We study molecular mechanisms of synaptic plasticity and sensory physiology by combining neurogenetics, electrophysiology, super-resolution microscopy and optogenetics.


Functional nanoscopy of the synaptic active zone. Synapses are specialised intercellular contact sites, which serve as the communication link between neurons and their partner cells. At chemical synapses, calcium-ion influx triggers the fusion of transmitter-laden vesicles with the presynaptic membrane at a specific sub-cellular region termed the active zone. Transmitter substances released by this process then diffuse across the synaptic cleft and are sensed by postsynaptic receptors to convey signal transduction. A hallmark of synaptic transmission is its plasticity, which enables synapses to regulate complex brain processes by filtering, modifying, or integrating information. The details of active zone physiology and how its modulation contributes to synaptic plasticity are, however, far from understood.

By combining genetics with high resolution opto- and electrophysiological methods in Drosophila melanogaster (Ehmann et al., 2014), our research tests the hypothesis that active zone physiology is modified by activity-induced plasticity in the behaving animal (Ehmann et al., 2017). To this end, molecular dynamics are followed at single synapse resolution and neurotransmission is both evoked and measured in an intact, alive, and genetically most amenable organism.
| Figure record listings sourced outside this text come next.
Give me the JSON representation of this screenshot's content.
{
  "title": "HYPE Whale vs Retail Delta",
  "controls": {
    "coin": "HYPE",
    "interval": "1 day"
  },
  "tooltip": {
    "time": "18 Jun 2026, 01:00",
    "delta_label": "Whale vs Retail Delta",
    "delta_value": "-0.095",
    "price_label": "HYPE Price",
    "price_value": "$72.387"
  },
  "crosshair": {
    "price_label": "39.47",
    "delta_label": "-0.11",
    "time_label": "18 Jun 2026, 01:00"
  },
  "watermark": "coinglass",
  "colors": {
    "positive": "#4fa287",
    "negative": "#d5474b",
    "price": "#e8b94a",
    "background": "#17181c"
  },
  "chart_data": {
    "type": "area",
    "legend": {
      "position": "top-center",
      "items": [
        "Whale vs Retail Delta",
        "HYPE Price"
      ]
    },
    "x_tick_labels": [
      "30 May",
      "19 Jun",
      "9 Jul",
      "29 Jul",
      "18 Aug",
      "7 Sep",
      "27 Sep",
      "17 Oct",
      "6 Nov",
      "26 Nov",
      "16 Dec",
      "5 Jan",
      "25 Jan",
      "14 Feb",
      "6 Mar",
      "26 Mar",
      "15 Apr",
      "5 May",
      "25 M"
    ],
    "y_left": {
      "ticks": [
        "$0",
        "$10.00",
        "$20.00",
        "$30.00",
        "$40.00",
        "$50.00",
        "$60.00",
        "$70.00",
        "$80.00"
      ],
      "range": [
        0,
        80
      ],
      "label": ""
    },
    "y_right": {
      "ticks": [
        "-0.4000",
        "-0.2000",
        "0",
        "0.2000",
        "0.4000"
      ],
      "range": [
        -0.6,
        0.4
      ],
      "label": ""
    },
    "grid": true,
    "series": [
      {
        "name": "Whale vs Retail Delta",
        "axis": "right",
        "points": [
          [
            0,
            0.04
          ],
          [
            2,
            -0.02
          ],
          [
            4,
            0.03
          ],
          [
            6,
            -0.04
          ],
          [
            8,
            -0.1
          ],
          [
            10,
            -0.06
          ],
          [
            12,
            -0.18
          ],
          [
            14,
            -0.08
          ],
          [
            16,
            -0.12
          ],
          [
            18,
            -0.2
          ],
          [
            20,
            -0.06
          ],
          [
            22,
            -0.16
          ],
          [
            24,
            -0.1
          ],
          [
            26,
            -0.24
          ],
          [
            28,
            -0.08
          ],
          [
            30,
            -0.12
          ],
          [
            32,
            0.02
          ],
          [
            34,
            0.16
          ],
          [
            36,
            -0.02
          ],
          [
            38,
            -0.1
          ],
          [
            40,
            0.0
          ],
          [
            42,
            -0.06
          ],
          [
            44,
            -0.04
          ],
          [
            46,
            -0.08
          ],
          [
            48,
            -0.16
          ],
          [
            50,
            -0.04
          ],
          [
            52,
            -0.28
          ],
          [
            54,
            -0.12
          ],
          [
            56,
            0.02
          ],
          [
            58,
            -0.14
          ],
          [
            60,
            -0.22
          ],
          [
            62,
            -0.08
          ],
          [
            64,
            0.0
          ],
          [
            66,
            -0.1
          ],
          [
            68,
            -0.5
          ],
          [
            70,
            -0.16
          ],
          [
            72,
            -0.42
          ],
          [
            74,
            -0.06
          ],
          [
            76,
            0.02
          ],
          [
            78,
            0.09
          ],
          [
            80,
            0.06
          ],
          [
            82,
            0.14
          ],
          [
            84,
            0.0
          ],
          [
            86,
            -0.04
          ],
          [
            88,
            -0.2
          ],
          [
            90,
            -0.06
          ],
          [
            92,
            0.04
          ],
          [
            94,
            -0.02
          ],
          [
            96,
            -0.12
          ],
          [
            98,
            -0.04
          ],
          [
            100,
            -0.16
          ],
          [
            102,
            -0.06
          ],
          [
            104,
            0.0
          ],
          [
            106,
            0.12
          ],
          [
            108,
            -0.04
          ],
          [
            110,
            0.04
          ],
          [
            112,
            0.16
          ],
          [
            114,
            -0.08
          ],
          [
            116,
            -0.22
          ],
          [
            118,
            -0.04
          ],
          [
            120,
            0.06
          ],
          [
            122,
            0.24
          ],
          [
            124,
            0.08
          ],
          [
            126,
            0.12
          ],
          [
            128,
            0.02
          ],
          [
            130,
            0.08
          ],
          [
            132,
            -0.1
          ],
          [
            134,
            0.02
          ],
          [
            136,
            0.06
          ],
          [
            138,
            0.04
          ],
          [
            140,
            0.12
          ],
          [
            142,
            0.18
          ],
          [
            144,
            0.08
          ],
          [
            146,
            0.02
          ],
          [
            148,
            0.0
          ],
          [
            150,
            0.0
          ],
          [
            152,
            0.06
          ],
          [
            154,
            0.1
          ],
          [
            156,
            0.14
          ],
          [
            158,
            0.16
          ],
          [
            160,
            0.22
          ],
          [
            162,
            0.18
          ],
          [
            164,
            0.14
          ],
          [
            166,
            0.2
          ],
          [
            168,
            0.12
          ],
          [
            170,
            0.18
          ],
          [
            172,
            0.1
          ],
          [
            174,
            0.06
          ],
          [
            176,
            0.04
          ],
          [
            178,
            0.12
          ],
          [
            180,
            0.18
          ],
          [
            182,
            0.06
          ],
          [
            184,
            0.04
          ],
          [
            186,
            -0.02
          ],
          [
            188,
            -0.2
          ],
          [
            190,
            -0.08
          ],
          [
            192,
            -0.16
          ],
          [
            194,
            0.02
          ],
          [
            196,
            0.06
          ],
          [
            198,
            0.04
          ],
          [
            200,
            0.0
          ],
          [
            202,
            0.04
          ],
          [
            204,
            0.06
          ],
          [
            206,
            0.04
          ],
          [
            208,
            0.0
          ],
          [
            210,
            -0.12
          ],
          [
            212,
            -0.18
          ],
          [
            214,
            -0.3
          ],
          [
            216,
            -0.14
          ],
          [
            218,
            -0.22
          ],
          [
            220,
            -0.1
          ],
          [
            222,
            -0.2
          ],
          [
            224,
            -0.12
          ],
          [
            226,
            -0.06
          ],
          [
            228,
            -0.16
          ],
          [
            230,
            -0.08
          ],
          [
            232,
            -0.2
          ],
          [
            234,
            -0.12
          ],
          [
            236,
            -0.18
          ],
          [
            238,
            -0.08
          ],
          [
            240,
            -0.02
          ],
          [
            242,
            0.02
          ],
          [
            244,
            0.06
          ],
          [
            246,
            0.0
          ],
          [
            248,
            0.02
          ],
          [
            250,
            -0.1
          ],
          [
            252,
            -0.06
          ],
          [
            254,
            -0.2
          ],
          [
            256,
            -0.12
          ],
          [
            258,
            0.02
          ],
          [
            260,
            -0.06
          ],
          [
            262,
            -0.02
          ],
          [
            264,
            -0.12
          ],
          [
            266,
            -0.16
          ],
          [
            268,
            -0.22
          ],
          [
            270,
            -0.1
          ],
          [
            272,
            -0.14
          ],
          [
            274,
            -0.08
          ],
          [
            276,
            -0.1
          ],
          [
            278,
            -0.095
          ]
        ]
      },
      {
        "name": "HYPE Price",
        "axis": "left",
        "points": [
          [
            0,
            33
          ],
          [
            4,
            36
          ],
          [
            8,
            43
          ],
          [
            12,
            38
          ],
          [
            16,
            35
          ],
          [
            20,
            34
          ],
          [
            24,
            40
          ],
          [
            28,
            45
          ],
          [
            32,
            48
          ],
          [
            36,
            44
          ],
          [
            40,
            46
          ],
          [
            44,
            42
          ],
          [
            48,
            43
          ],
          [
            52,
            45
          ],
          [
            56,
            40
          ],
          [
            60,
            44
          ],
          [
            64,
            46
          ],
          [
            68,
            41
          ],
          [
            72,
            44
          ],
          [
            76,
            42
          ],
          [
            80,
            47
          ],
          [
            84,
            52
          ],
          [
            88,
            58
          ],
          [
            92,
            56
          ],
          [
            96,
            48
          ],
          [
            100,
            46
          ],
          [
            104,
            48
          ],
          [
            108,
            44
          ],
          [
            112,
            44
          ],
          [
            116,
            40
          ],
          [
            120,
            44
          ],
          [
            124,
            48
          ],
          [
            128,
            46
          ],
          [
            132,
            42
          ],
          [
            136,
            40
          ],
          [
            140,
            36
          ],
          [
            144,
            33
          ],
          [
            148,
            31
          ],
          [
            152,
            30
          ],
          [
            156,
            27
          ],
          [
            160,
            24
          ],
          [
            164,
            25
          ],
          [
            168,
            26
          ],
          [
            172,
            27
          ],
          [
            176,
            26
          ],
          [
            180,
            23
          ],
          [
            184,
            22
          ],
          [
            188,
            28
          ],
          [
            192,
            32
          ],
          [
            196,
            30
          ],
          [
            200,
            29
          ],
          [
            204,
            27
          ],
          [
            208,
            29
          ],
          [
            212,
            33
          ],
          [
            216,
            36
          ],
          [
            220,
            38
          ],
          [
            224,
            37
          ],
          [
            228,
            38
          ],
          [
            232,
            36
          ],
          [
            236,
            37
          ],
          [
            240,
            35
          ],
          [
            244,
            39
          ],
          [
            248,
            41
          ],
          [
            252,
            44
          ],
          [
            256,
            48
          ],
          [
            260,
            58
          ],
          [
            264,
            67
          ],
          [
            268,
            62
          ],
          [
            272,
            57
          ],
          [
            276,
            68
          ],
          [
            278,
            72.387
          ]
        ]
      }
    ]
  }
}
Postsynaptic glutamate receptor dynamics. Hebbian plasticity describes an activity-dependent change in synaptic strength that is input-specific and depends on correlated pre- and postsynaptic activity. Thus, Hebbian plasticity represents a powerful synaptic learning rule that provides an attractive subcellular mechanism for models of higher brain functions.

By engaging Channelrhodopsin-2 to evoke activity at the Drosophila neuromuscular junction in vivo, we found that paired pre- and postsynaptic stimulation increases postsynaptic sensitivity by promoting synapse-specific recruitment of GluR-IIA-type glutamate receptor subunits into postsynaptic receptor fields. Conversely, GluR-IIA is rapidly removed from synapses whose activity fails to evoke substantial postsynaptic depolarization (Ljaschenko et al., 2013). Motivated by these observations, we have teamed up with Markus Sauer and Georg Nagel to combine super-resolution microscopy with optogenetics. Supported by the Collaborative Research Centre/DFG-Transregio 166 (ReceptorLight), we are testing the hypothesis that Hebbian plasticity guides synaptic maturation, whereas sparse transmitter release controls the stabilization of the molecular composition of individual synapses.


Physiological role of aGPCRs. Adhesion-type G protein-coupled receptors (aGPCRs) form a large class of seven- transmembrane spanning (7TM) receptors involved in a number of critical developmental, immunological and neuronal processes (aGPCR consortium; Figure from Scholz et al., 2016). However, despite these wide-spread functions, aGPCRs are by far the most poorly understood 7TM receptor class. Neither have the general biological and pharmacological properties of aGPCRs been clarified, nor have they been utilized yet in biomedicine.

 

In collaboration with Tobias Langenhan, and supported by a DFG-Research Group (FOR 2149), we recently discovered that Latrophilin/CIRL, a prototype member of this receptor class, shapes mechanosensation in Drosophila (Scholz et al., 2015; Scholz et al., 2017). Currently, we are interrogating the function of CIRL in nociceptors. This project tests the evolutionary conservation of basic mechanisms as well as the receptor's therapeutic potential.